Volendo ricevere sul loro voto il Pane di vita, i compagni intendono chiedere e-impegnarsi che anche nelle loro migliori idee, progetti, iniziative, vi sia e continui ad esservi sempre abbastanza di apertura, affinché il Signore della vigna possa in ogni momento sconvolgere i loro piani e rimettere tutto in questione alla sua maggior gloria. Pur sinceramente desiderando di essere concretamente poveri e di esercitare gratuitamente il loro ministero apostolico, i primi compagni tengono conto delle esigenze concrete del loro apostolato, nelle quali si manifesta anche il desiderio del Signore. La Terra Santa, pur costituendo la priorità dei loro desideri apostolici, non esclude affatto “ogni altra missione tra i fedeli e gli infedeli” secondo che disporrà il Vicario di Cristo.

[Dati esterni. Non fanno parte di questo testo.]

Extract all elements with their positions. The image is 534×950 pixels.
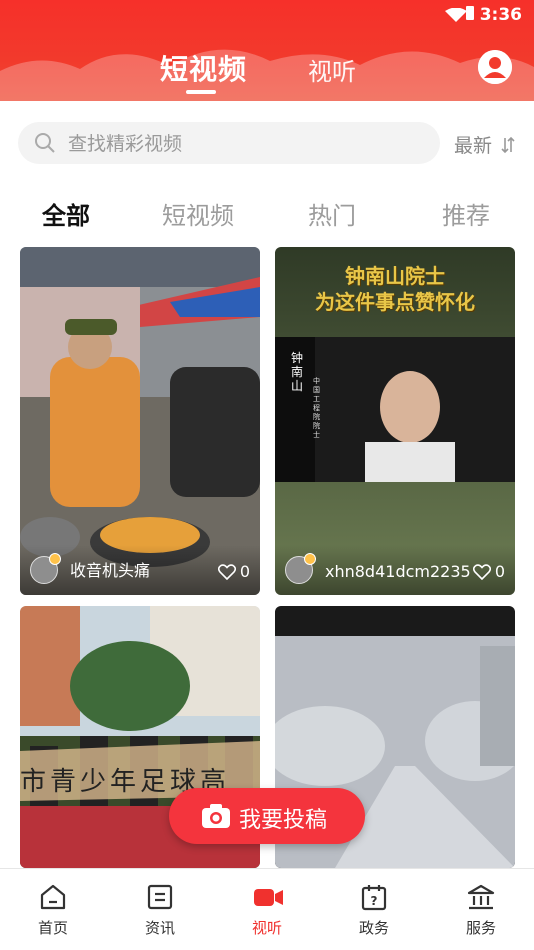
nav-audio-visual-label: 视听 [251,919,282,937]
video-card[interactable]: 钟南山院士 为这件事点赞怀化 钟南山 中国工程院院士 xhn8d41dcm223… [275,247,515,595]
category-tabs: 全部 短视频 热门 推荐 [0,196,534,232]
sort-icon [501,136,515,154]
bottom-navigation: 首页 资讯 视听 ? 政务 服务 [0,868,534,950]
video-thumbnail [20,247,260,595]
vip-badge-icon [49,553,61,565]
home-icon [40,884,66,910]
video-camera-icon [254,889,283,906]
search-input[interactable] [66,130,430,158]
nav-government-label: 政务 [358,919,389,937]
wifi-icon [445,8,467,22]
heart-icon [217,564,236,581]
search-bar[interactable] [18,122,440,164]
like-count[interactable]: 0 [472,562,505,581]
top-tabs: 短视频 视听 [0,48,534,88]
author-name: xhn8d41dcm2235 [325,562,471,581]
active-tab-indicator [186,90,216,94]
like-count[interactable]: 0 [217,562,250,581]
like-count-value: 0 [494,562,505,581]
tab-audio-visual[interactable]: 视听 [308,52,356,87]
author-name: 收音机头痛 [70,561,151,580]
nav-news-label: 资讯 [144,919,175,937]
category-hot[interactable]: 热门 [308,196,356,231]
building-icon [467,884,495,910]
video-overlay-side-title: 中国工程院院士 [313,377,320,439]
card-meta: xhn8d41dcm2235 0 [275,545,515,595]
search-icon [35,133,55,153]
heart-icon [472,564,491,581]
category-short-video[interactable]: 短视频 [162,196,234,231]
battery-icon [466,6,474,20]
nav-service[interactable]: 服务 [428,869,534,950]
camera-icon [202,804,230,828]
like-count-value: 0 [239,562,250,581]
news-icon [147,884,173,910]
nav-audio-visual[interactable]: 视听 [214,869,320,950]
user-circle-icon [478,50,512,84]
vip-badge-icon [304,553,316,565]
category-recommend[interactable]: 推荐 [442,196,490,231]
user-profile-button[interactable] [478,50,512,84]
video-card[interactable]: 收音机头痛 0 [20,247,260,595]
tab-short-video[interactable]: 短视频 [160,48,247,88]
nav-home-label: 首页 [37,919,68,937]
category-all[interactable]: 全部 [42,196,90,231]
video-overlay-side-name: 钟南山 [291,351,304,393]
nav-news[interactable]: 资讯 [107,869,213,950]
avatar[interactable] [30,553,61,584]
status-time: 3:36 [479,5,522,25]
svg-text:?: ? [371,894,378,908]
submit-video-button[interactable]: 我要投稿 [169,788,365,844]
avatar[interactable] [285,553,316,584]
sort-label: 最新 [453,135,492,157]
card-meta: 收音机头痛 0 [20,545,260,595]
nav-government[interactable]: ? 政务 [321,869,427,950]
sort-button[interactable]: 最新 [454,131,516,158]
question-calendar-icon: ? [361,885,387,911]
submit-video-label: 我要投稿 [239,808,328,833]
nav-service-label: 服务 [465,919,496,937]
video-overlay-title: 钟南山院士 为这件事点赞怀化 [315,264,475,314]
app-header: 3:36 短视频 视听 [0,0,534,101]
nav-home[interactable]: 首页 [0,869,106,950]
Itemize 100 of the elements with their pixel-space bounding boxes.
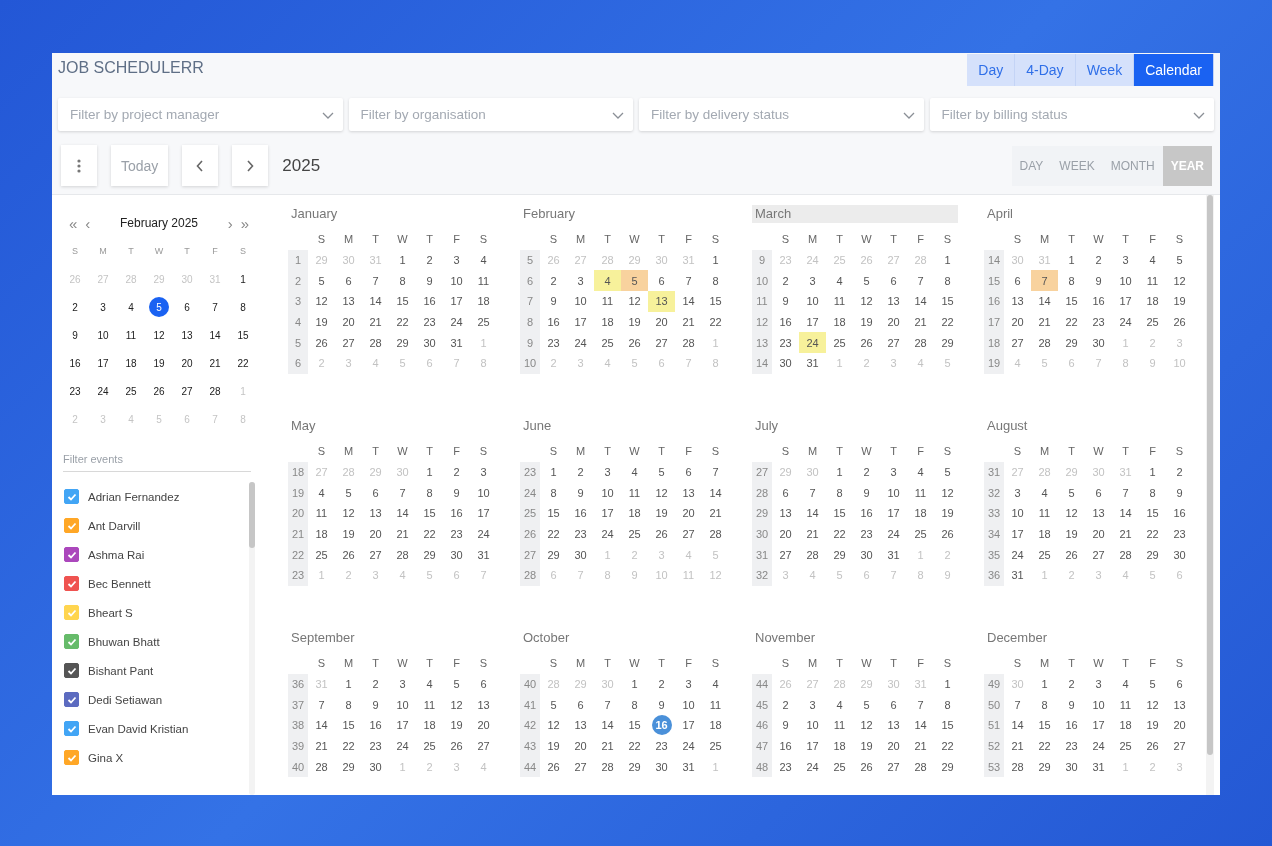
date-cell[interactable]: 24 (1085, 735, 1112, 757)
date-cell[interactable]: 9 (540, 291, 567, 312)
date-cell[interactable]: 23 (1166, 523, 1193, 545)
date-cell[interactable]: 30 (772, 353, 799, 374)
date-cell[interactable]: 26 (934, 523, 961, 545)
previous-month-button[interactable]: ‹ (81, 214, 95, 232)
date-cell[interactable]: 14 (1112, 503, 1139, 524)
date-cell[interactable]: 12 (149, 325, 169, 345)
date-cell[interactable]: 10 (1004, 503, 1031, 524)
date-cell[interactable]: 23 (1085, 311, 1112, 333)
date-cell[interactable]: 6 (177, 297, 197, 317)
date-cell[interactable]: 11 (621, 482, 648, 504)
date-cell[interactable]: 4 (470, 249, 497, 271)
last-button[interactable]: » (236, 214, 253, 232)
date-cell[interactable]: 21 (907, 735, 934, 757)
date-cell[interactable]: 5 (335, 482, 362, 504)
date-cell[interactable]: 7 (702, 461, 729, 483)
date-cell[interactable]: 4 (1031, 482, 1058, 504)
date-cell[interactable]: 7 (389, 482, 416, 504)
date-cell[interactable]: 3 (594, 461, 621, 483)
date-cell[interactable]: 16 (567, 503, 594, 524)
date-cell[interactable]: 23 (772, 756, 799, 778)
date-cell[interactable]: 24 (675, 735, 702, 757)
date-cell[interactable]: 28 (1031, 332, 1058, 354)
date-cell[interactable]: 16 (853, 503, 880, 524)
date-cell[interactable]: 28 (675, 332, 702, 354)
date-cell[interactable]: 12 (1058, 503, 1085, 524)
date-cell[interactable]: 11 (907, 482, 934, 504)
date-cell[interactable]: 22 (1139, 523, 1166, 545)
date-cell[interactable]: 25 (1139, 311, 1166, 333)
date-cell[interactable]: 13 (177, 325, 197, 345)
date-cell[interactable]: 6 (675, 461, 702, 483)
date-cell[interactable]: 4 (907, 461, 934, 483)
date-cell[interactable]: 20 (675, 503, 702, 524)
date-cell[interactable]: 7 (205, 297, 225, 317)
date-cell[interactable]: 5 (934, 461, 961, 483)
date-cell[interactable]: 13 (648, 291, 675, 312)
date-cell[interactable]: 1 (233, 269, 253, 289)
date-cell[interactable]: 12 (335, 503, 362, 524)
date-cell[interactable]: 10 (389, 694, 416, 716)
next-button[interactable] (232, 145, 269, 186)
date-cell[interactable]: 28 (1004, 756, 1031, 778)
date-cell[interactable]: 23 (540, 332, 567, 354)
date-cell[interactable]: 18 (702, 715, 729, 736)
date-cell[interactable]: 9 (853, 482, 880, 504)
date-cell[interactable]: 1 (826, 461, 853, 483)
date-cell[interactable]: 4 (826, 694, 853, 716)
month-title[interactable]: February (520, 205, 726, 223)
date-cell[interactable]: 12 (1139, 694, 1166, 716)
date-cell[interactable]: 30 (1085, 332, 1112, 354)
date-cell[interactable]: 23 (65, 381, 85, 401)
date-cell[interactable]: 30 (1166, 544, 1193, 566)
date-cell[interactable]: 1 (389, 249, 416, 271)
date-cell[interactable]: 6 (335, 270, 362, 292)
date-cell[interactable]: 15 (1031, 715, 1058, 736)
date-cell[interactable]: 3 (1112, 249, 1139, 271)
date-cell[interactable]: 17 (1085, 715, 1112, 736)
month-title[interactable]: August (984, 417, 1190, 435)
date-cell[interactable]: 6 (567, 694, 594, 716)
date-cell[interactable]: 23 (648, 735, 675, 757)
date-cell[interactable]: 19 (308, 311, 335, 333)
date-cell[interactable]: 20 (880, 735, 907, 757)
date-cell[interactable]: 29 (335, 756, 362, 778)
date-cell[interactable]: 15 (416, 503, 443, 524)
date-cell[interactable]: 1 (621, 673, 648, 695)
date-cell[interactable]: 28 (205, 381, 225, 401)
date-cell[interactable]: 27 (362, 544, 389, 566)
date-cell[interactable]: 9 (1166, 482, 1193, 504)
checkbox[interactable] (64, 547, 79, 562)
date-cell[interactable]: 25 (121, 381, 141, 401)
date-cell[interactable]: 4 (1112, 673, 1139, 695)
date-cell[interactable]: 6 (470, 673, 497, 695)
date-cell[interactable]: 22 (934, 311, 961, 333)
date-cell[interactable]: 20 (177, 353, 197, 373)
date-cell[interactable]: 13 (470, 694, 497, 716)
date-cell[interactable]: 10 (443, 270, 470, 292)
date-cell[interactable]: 13 (1166, 694, 1193, 716)
date-cell[interactable]: 12 (853, 291, 880, 312)
date-cell[interactable]: 24 (880, 523, 907, 545)
date-cell[interactable]: 12 (1166, 270, 1193, 292)
date-cell[interactable]: 19 (540, 735, 567, 757)
checkbox[interactable] (64, 721, 79, 736)
date-cell[interactable]: 20 (648, 311, 675, 333)
date-cell[interactable]: 11 (308, 503, 335, 524)
view-tab[interactable]: Day (967, 54, 1016, 86)
date-cell[interactable]: 13 (335, 291, 362, 312)
date-cell[interactable]: 26 (443, 735, 470, 757)
date-cell[interactable]: 6 (880, 694, 907, 716)
date-cell[interactable]: 6 (1085, 482, 1112, 504)
date-cell[interactable]: 26 (540, 756, 567, 778)
date-cell[interactable]: 18 (826, 735, 853, 757)
date-cell[interactable]: 6 (362, 482, 389, 504)
date-cell[interactable]: 14 (675, 291, 702, 312)
date-cell[interactable]: 24 (443, 311, 470, 333)
date-cell[interactable]: 5 (1139, 673, 1166, 695)
date-cell[interactable]: 1 (1139, 461, 1166, 483)
date-cell[interactable]: 29 (934, 332, 961, 354)
date-cell[interactable]: 9 (772, 291, 799, 312)
date-cell[interactable]: 2 (1166, 461, 1193, 483)
date-cell[interactable]: 18 (1139, 291, 1166, 312)
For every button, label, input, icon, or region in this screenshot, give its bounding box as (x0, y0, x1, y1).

Fedele al voto di Montmartre, la recente Congregazione Generale ha affermato: “La nostra vita, a esempio di quella d’Ignazio, è radicata nell’esperienza di Dio, che per mezzo di. Gesù Cristo ci chiama, ci raccoglie in unità e ci invia in missione. L’Eucarestia è il luogo privilegiato in cui celebriamo questa realtà. Nella misura in cui è unito a Dio “per essere rettamente guidato dalla sua mano divina”, il gesuita è un “uomo inviato”. [Così, in tutte le cose, egli saprà trovare Dio presente in questo mondo, dove si combatte la lotta tra il bene e il male, fra la fede e l’incredulità, fra l’aspirazione alla giustizia e alla pace e le crescenti ingiustizie e divisioni”] (d. 1, 11). Nessuna radicalizzazione di una opzione apostolica, per quanto in sé valida; nessun irrigidimento né immobilismo; nessuna fuga dal guardare in faccia alla realtà, all’avvenire della Chiesa e dell’umanità; nessuna chiusura davanti al futuro, agli anni del duemila che ci attendono. L’impegno è estremamente esigente. Perciò, ,fedeli al voto di Montmartre, le ultime Congregazioni Generali hanno insistito sul discernimento apostolico per assicurare alla Chiesa del Signore il dinamismo apostolico della Compagnia e la sua apertura allo Spirito, affinché la Compagnia non si chiuda in ciò che è passato né si appaghi del presente, ma si inserisca nel mistero pasquale che va compiendosi continuamente nell’attesa di Colui che viene.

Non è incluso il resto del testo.